Bilancio non proprio esaltante per il presidente ucraino Volodymyr Zelensky nel suo viaggio oltreoceano. La Casa Bianca ha confermato l’afflusso di nuovi aiuti militari (presto anche i missili balistici tattici ATACMS) ma, in ormai piena campagna elettorale per le elezioni presidenziali del novembre 2024, i repubblicani non intendono approvare nuovi finanziamenti per Kiev (in agenda vi sono 24 miliardi di dollari) prima che l’amministrazione Biden indichi con precisione gli obiettivi degli Statio Uniti in questa guerra.

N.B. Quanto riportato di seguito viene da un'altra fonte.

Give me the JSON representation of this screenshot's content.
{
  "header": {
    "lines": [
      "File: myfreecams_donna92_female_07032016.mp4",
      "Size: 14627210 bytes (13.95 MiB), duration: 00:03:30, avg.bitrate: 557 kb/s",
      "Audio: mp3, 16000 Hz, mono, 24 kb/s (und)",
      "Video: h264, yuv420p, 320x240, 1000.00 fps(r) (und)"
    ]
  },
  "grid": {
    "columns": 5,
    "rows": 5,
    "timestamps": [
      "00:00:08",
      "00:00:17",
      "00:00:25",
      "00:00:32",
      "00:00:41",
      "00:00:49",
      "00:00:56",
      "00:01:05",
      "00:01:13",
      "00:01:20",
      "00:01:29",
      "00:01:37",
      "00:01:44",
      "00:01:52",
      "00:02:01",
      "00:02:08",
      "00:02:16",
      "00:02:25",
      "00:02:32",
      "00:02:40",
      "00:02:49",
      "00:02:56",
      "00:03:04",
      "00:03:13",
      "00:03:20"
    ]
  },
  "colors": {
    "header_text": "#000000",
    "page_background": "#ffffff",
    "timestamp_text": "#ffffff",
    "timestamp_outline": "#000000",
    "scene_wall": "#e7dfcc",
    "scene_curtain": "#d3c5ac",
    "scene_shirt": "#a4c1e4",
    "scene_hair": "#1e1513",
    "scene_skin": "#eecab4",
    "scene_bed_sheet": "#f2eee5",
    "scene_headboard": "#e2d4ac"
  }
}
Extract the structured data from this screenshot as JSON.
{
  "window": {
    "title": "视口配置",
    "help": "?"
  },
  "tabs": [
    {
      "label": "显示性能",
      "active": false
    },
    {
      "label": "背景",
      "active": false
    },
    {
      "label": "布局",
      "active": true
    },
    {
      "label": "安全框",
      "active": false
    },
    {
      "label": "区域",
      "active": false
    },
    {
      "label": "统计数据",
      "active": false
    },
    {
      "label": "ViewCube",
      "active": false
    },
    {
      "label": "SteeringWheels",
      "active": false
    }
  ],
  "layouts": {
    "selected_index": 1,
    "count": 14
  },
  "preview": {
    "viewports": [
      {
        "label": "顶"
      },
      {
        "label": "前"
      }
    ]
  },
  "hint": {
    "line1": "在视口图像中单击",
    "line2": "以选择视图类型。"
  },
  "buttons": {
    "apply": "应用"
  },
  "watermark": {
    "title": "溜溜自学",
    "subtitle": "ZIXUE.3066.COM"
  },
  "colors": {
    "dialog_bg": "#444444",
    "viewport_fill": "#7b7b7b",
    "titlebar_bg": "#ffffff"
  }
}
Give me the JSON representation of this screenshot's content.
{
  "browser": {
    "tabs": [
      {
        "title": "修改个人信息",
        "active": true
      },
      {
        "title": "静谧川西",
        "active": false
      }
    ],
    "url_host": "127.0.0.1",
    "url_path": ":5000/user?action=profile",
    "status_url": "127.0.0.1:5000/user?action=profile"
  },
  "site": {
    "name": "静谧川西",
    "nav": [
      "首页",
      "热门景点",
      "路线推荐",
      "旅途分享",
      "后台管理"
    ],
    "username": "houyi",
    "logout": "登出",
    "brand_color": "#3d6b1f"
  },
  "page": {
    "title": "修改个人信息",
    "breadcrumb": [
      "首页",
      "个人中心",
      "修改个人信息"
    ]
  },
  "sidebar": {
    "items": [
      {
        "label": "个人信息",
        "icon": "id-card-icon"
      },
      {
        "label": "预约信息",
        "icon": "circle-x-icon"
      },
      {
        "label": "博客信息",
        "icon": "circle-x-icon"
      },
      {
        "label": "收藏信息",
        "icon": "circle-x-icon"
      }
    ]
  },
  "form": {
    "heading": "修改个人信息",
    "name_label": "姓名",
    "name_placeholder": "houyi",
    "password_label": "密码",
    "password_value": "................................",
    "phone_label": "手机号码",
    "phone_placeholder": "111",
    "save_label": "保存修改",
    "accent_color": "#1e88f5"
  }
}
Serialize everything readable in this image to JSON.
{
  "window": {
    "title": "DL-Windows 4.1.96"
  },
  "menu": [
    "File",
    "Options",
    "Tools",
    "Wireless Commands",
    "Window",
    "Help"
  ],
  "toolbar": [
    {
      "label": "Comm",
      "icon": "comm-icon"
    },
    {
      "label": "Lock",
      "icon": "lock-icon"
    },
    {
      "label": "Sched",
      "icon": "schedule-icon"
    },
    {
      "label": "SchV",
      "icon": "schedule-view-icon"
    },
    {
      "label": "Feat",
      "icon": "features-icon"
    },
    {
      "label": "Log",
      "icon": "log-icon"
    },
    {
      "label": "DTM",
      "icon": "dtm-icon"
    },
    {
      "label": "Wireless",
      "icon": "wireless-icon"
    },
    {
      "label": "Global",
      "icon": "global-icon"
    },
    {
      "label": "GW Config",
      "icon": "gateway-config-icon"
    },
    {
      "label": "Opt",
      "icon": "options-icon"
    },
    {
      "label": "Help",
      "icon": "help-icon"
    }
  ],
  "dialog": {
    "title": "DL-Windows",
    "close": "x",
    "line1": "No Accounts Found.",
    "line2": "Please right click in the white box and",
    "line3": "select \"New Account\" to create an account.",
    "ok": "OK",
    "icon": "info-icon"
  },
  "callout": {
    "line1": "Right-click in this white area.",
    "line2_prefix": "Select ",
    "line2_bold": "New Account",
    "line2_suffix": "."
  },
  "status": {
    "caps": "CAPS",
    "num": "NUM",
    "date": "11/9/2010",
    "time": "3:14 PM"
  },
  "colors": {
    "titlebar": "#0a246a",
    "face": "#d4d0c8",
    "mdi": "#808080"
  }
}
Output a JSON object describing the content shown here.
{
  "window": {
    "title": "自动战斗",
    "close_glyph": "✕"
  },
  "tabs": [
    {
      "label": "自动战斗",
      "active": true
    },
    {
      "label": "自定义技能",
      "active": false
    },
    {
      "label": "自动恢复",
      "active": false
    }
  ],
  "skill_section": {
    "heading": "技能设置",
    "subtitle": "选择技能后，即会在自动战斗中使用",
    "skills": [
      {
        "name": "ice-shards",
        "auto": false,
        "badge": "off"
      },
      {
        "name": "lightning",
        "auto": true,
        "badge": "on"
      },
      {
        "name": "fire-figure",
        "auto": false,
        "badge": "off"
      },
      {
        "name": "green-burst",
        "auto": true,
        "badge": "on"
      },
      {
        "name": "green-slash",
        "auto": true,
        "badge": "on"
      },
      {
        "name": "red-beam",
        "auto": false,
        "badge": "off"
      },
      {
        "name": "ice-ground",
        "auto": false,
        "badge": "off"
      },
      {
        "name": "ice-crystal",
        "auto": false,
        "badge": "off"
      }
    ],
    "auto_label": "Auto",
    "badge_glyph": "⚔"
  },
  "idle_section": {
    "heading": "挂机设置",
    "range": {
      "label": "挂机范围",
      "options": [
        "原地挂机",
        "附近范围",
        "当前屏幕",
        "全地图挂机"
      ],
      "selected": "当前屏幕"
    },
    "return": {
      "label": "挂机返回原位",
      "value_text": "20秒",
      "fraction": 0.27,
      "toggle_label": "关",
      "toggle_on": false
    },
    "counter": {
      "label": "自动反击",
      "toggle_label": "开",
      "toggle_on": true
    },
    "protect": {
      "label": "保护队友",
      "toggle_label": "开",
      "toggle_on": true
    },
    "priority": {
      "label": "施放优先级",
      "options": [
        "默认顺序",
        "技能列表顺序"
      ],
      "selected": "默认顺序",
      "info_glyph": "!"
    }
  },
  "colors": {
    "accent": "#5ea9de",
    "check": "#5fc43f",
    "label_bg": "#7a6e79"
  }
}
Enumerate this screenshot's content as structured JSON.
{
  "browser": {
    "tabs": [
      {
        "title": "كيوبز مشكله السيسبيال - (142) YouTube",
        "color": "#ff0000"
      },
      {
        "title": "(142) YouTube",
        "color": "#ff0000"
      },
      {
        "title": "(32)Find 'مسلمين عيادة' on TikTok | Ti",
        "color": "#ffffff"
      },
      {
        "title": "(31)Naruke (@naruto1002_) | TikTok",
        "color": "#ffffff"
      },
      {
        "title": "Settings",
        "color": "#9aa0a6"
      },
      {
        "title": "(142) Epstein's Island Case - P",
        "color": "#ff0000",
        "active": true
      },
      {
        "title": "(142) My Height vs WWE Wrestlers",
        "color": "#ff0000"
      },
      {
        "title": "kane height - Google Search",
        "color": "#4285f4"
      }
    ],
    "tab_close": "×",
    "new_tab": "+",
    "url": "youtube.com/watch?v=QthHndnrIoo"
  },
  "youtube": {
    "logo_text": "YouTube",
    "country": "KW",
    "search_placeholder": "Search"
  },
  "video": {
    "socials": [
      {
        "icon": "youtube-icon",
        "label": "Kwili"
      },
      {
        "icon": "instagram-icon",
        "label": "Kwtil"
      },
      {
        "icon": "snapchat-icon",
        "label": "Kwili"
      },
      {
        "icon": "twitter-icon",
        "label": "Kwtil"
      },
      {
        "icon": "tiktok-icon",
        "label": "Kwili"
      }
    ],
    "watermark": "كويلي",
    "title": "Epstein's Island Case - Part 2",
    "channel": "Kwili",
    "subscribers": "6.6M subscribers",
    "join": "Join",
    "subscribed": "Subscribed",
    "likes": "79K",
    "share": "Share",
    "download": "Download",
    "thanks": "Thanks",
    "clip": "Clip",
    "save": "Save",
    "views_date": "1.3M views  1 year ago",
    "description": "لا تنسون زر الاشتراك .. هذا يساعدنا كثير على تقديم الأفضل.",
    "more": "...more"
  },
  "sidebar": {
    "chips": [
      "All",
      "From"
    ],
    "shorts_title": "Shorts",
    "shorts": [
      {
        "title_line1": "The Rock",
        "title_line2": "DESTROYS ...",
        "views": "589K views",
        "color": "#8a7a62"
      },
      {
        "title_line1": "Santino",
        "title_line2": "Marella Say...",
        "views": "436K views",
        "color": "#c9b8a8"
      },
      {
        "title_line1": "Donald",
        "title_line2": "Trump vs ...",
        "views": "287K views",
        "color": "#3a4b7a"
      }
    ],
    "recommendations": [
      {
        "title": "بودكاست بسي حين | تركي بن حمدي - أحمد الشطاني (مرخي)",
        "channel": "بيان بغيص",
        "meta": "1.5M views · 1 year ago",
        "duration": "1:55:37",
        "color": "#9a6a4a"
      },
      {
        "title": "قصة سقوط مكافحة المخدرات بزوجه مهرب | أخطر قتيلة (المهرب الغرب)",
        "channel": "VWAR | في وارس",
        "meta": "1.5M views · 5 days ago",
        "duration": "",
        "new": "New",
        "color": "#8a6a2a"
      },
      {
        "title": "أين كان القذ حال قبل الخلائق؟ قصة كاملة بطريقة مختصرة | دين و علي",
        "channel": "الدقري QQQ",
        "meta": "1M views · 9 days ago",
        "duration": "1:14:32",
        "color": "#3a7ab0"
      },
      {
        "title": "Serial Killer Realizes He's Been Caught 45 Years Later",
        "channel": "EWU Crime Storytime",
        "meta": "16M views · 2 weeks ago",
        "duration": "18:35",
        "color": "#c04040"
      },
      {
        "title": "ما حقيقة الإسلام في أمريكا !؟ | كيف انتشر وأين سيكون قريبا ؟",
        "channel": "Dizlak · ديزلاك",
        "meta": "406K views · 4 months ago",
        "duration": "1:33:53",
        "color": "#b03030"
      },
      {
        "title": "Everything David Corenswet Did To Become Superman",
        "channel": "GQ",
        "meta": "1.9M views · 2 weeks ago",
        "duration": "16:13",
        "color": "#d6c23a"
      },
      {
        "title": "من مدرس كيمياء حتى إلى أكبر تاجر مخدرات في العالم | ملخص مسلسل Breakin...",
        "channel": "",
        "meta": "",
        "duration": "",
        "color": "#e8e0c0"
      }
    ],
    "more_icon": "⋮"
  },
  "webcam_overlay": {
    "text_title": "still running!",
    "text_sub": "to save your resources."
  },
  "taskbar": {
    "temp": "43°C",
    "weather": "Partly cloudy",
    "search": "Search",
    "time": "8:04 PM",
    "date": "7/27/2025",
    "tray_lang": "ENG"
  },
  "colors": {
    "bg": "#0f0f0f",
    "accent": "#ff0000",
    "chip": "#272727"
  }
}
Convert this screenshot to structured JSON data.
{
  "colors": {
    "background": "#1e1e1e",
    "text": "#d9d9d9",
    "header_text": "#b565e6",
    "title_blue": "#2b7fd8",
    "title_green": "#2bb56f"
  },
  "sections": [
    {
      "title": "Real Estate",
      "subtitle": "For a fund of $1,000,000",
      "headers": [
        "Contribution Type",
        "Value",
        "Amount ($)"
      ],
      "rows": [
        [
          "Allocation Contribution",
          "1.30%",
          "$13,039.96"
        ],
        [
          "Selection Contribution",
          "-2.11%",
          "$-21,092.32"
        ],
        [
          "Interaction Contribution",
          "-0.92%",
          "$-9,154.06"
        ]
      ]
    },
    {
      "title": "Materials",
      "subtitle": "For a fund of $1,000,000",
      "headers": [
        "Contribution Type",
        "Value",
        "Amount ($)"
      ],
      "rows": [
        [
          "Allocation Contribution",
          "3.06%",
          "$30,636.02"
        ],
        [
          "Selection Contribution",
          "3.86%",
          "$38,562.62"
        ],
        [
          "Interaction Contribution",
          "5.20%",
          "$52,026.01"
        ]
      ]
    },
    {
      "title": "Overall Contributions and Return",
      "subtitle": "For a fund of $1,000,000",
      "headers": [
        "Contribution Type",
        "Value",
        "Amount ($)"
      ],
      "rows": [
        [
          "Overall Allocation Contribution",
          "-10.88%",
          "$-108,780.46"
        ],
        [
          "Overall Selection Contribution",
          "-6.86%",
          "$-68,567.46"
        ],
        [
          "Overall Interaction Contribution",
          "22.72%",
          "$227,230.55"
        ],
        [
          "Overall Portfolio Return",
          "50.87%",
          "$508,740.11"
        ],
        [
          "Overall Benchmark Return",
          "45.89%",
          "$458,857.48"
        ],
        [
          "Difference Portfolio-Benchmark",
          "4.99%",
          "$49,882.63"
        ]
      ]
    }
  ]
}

A conferma del mutato atteggiamento riscontrato dalla causa ucraina a Washington, a Zelensky è stato negato un intervento al Congresso. “Se non riceviamo gli aiuti perderemo la guerra” ha detto Zelensky ai circa 70 senatori incontrati assieme al leader della maggioranza democratica, Chuck Schumer, e quello della minoranza repubblicana, Mitch McConnell, in risposta alla lettera che 23 deputati e 6 senatori repubblicani hanno scritto a Biden criticando la strategia della Casa Bianca sulla guerra perché “poco chiara” e lamentando l’impegno a tempo indeterminato verso Kiev.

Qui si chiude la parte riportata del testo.